West Cork Sea Salt partners with fishermen who harvest seawater for them two miles off Galley Head in deep, cool ocean waters. It’s so pristine, says Jen, there’s barely anything to filter.

Their current batch of sea salt is called Winter Tide, reflecting the season the water was harvested. The next batch, Spring Tide, harvested in March, is in production and available soon.

This dual seasonality of water harvest and process means West Cork Sea Salt is artisan in the truest sense. It takes time, works with the seasons, and no two batches will be exactly the same flavour or texture.

Their salt is a hybrid mix of rocks and flakes with a flavour that is smooth, clean, and bordering on sweet. It doesn’t have the sodium sharpness of some mass-produced salts which allows the natural minerality of West Cork Sea Salt to shine through.

It’s this unique flavour profile that Geoff wants to make the signature of their sea salt. Their ambition is to stand beside some of the household names in food that Clonakilty is known for – Irish Yogurts, Clonakilty Blackpudding, and Clóna Dairy, to name a few.

It’s not an easy task, and they both juggle this enterprise with busy full-time jobs. Why do it?

“It’s our family history,” says Geoff. “Learning about our grandfather when we were younger instilled a mindset within me and Jen to revive that industry within the family.

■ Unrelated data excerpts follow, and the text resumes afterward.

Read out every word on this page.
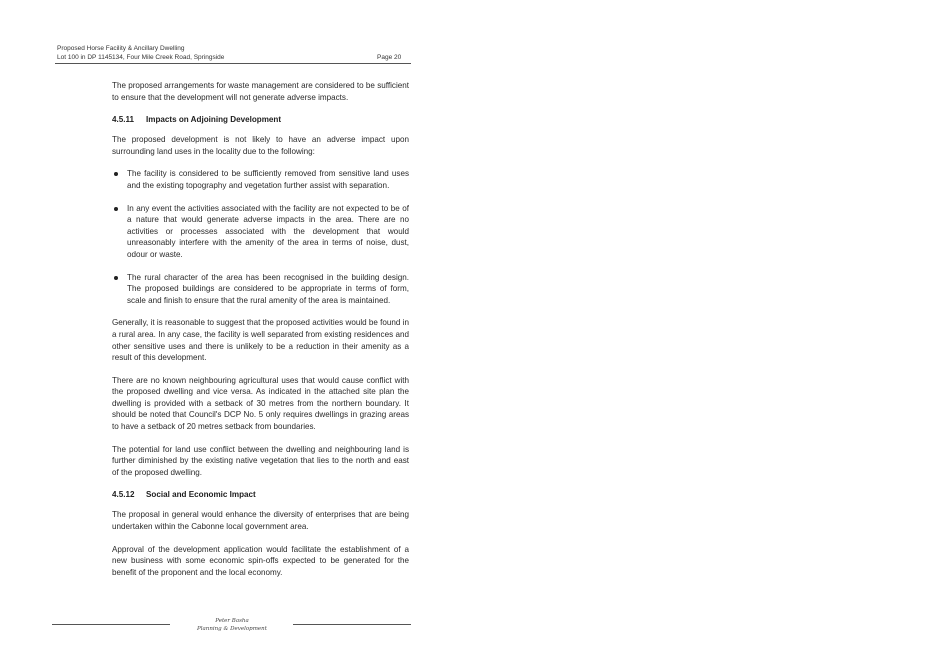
Proposed Horse Facility & Ancillary Dwelling
Lot 100 in DP 1145134, Four Mile Creek Road, Springside	Page 20

The proposed arrangements for waste management are considered to be sufficient to ensure that the development will not generate adverse impacts.

4.5.11 Impacts on Adjoining Development

The proposed development is not likely to have an adverse impact upon surrounding land uses in the locality due to the following:

The facility is considered to be sufficiently removed from sensitive land uses and the existing topography and vegetation further assist with separation.
In any event the activities associated with the facility are not expected to be of a nature that would generate adverse impacts in the area. There are no activities or processes associated with the development that would unreasonably interfere with the amenity of the area in terms of noise, dust, odour or waste.
The rural character of the area has been recognised in the building design. The proposed buildings are considered to be appropriate in terms of form, scale and finish to ensure that the rural amenity of the area is maintained.

Generally, it is reasonable to suggest that the proposed activities would be found in a rural area. In any case, the facility is well separated from existing residences and other sensitive uses and there is unlikely to be a reduction in their amenity as a result of this development.

There are no known neighbouring agricultural uses that would cause conflict with the proposed dwelling and vice versa. As indicated in the attached site plan the dwelling is provided with a setback of 30 metres from the northern boundary. It should be noted that Council's DCP No. 5 only requires dwellings in grazing areas to have a setback of 20 metres setback from boundaries.

The potential for land use conflict between the dwelling and neighbouring land is further diminished by the existing native vegetation that lies to the north and east of the proposed dwelling.

4.5.12 Social and Economic Impact

The proposal in general would enhance the diversity of enterprises that are being undertaken within the Cabonne local government area.

Approval of the development application would facilitate the establishment of a new business with some economic spin-offs expected to be generated for the benefit of the proponent and the local economy.

Peter Basha
Planning & Development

“We both have full-time jobs that can be stressful at times,” says Jen, “[making sea salt] is an outlet for us both. Watching it grow from something that just was an idea in our family kitchen one evening to having four suppliers now. We’re constantly evolving and growing.

“It’s more of a journey than anything, which is exciting - and we get to do it together, which is great.”

From the tiny village of Ring, West Cork Sea Salt has been spotted as far away as USA and Sweden, connecting people across continents – like the ocean itself.

So why spend a little more on a Cork-made sea salt?

“It’s as local as you can get and it’s as fresh as you can get,” says Geoff – and he’s right.

With Cork’s renowned reputation for its incredible larder of fresh produce and army of artisan food producers, the final finishing flavour on your plate, of course, should be a natural seasoning crafted from the wild briny waters that surround us.